To find the integral part of \( (7 + 5\sqrt{2})^{2n+1} \) for \( n \in \mathbb{N} \), we can follow these steps: ### Step 1: Define the expression Let \( x = (7 + 5\sqrt{2})^{2n+1} \) and \( y = (7 - 5\sqrt{2})^{2n+1} \). ### Step 2: Analyze the second term Since \( 7 - 5\sqrt{2} \) is a positive number less than 1 (approximately 0.071), \( y \) will be a very small positive number as \( n \) increases.

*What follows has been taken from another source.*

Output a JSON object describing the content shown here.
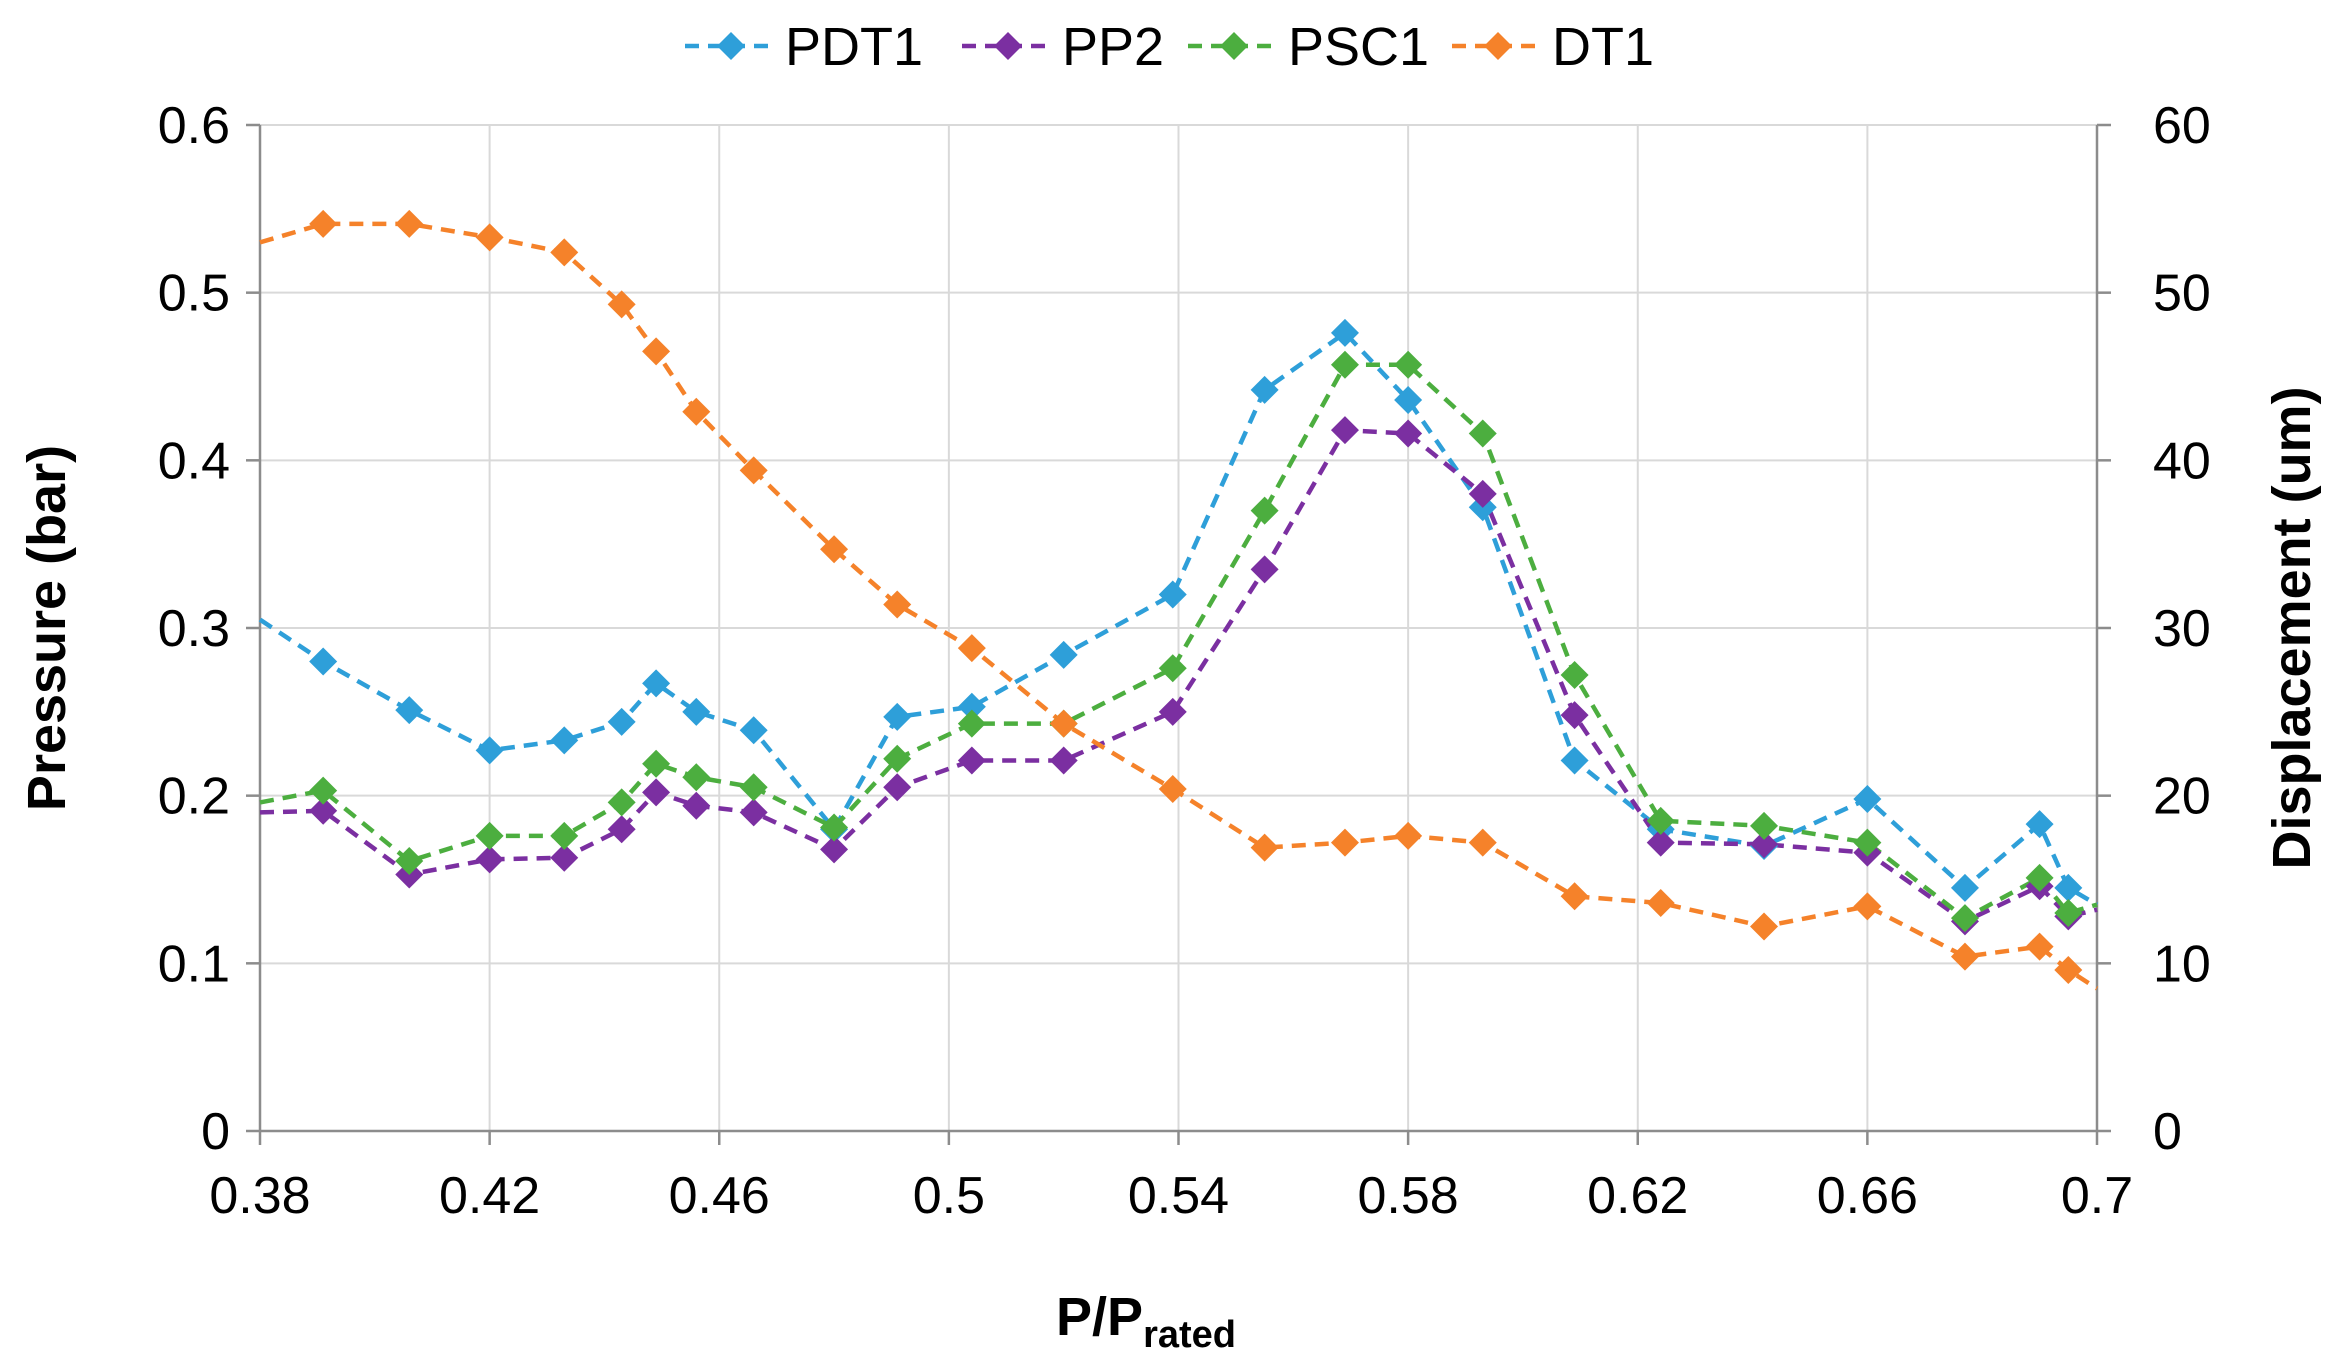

Thus, \( 0 < y < 1 \). ### Step 3: Write the sum Now, consider the sum: \[ x + y = (7 + 5\sqrt{2})^{2n+1} + (7 - 5\sqrt{2})^{2n+1} \] This sum is an integer because it is the sum of two conjugate expressions. ### Step 4: Identify the integral part The integral part of \( x \) can be expressed as: \[ \lfloor x \rfloor = x + y - y \] Since \( 0 < y < 1 \), we have: \[ \lfloor x \rfloor = (7 + 5\sqrt{2})^{2n+1} + (7 - 5\sqrt{2})^{2n+1} - y \] This shows that the integral part of \( x \) is equal to the integer part of \( x + y \) minus a small fraction \( y \). ### Step 5: Conclude the result Since \( x + y \) is an integer and \( y \) is a small positive number, the integral part of \( x \) is: \[ \lfloor x \rfloor = (7 + 5\sqrt{2})^{2n+1} + (7 - 5\sqrt{2})^{2n+1} - 1 \] Thus, the integral part of \( (7 + 5\sqrt{2})^{2n+1} \) is an odd integer. ### Summary of the steps: 1. Define \( x \) and \( y \). 2. Analyze \( y \) as a small positive number. 3. Write the sum \( x + y \) as an integer. 4. Identify the integral part of \( x \). 5. Conclude that the integral part is an odd integer.